Mahiaini and Ibrahim are attempting something genuinely difficult: salvaging value from spectacular failure and building a sustainable business in a sector that has destroyed billions in investor capital. The odds are not favorable. But in an ecosystem desperate for positive narratives and paths forward, even the attempt matters.

“Success here looks different than it did three years ago,” reflects Mahiaini in his Disrupt Africa interview. “We’re not chasing unicorn valuations or hyper-growth. We’re building a profitable, sustainable business that solves real problems for customers who will pay for the solutions. If that’s not sexy enough for some investors, so be it.”

For African tech, which has spent the past decade chasing “sexy” at the expense of sustainable, Mahiaini’s pragmatism may represent a more durable path forward. Whether it proves commercially viable remains to be seen. But in the wreckage of iProcure, Twiga, MarketForce, and countless others, the appearance of green shoots—however tentative—is something the ecosystem desperately needs.

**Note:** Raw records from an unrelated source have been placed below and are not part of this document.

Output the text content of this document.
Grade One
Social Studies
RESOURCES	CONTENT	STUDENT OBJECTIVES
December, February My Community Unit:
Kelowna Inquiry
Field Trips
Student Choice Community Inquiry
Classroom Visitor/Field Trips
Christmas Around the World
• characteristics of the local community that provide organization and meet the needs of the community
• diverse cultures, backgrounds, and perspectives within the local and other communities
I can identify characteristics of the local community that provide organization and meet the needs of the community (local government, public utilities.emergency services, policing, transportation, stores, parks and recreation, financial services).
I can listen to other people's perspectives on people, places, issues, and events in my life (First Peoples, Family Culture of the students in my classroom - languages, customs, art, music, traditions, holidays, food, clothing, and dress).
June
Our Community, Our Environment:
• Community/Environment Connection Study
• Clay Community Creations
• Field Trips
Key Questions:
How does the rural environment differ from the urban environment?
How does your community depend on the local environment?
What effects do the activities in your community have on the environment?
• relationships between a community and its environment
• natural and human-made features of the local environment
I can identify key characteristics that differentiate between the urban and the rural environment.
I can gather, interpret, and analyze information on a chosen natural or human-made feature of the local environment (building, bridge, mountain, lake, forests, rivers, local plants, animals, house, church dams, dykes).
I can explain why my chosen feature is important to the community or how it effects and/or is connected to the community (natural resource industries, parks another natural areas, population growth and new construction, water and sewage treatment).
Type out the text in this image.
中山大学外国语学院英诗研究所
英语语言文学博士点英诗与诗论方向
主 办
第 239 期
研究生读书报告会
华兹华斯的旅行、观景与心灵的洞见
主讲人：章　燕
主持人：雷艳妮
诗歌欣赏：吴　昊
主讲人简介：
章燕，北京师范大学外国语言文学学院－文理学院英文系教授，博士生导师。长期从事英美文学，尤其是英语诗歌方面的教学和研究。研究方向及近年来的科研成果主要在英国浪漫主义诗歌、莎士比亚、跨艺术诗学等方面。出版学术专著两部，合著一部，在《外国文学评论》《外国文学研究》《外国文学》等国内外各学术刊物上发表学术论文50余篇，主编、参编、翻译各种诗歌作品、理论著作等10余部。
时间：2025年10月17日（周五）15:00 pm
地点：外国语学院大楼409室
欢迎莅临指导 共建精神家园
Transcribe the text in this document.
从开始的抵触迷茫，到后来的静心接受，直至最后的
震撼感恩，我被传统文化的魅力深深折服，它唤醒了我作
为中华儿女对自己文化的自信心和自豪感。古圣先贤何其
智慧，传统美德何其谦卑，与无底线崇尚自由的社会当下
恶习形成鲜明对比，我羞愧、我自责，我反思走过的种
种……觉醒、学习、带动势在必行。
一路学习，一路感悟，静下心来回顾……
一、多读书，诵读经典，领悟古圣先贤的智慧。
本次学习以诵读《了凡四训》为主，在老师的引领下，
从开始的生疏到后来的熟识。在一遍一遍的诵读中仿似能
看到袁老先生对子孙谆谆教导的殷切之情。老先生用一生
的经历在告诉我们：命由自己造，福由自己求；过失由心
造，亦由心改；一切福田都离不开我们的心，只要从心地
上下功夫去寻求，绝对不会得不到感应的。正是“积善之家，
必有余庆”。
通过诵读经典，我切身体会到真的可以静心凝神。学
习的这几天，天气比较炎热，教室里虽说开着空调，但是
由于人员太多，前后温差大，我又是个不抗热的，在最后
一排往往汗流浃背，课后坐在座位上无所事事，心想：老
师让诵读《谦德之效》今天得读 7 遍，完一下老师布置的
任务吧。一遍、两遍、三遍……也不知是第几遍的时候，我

The phoenix may yet rise. Or it may join its predecessors in the graveyard of African B2B e-commerce. Either way, the iPOS experiment will provide lessons—about what can be salvaged from failure, how to structure resurrection attempts, and whether asset-light infrastructure models can succeed where inventory-heavy marketplaces catastrophically failed.

For investors, founders, and observers of African tech, those lessons may prove more valuable than any individual company’s success or failure.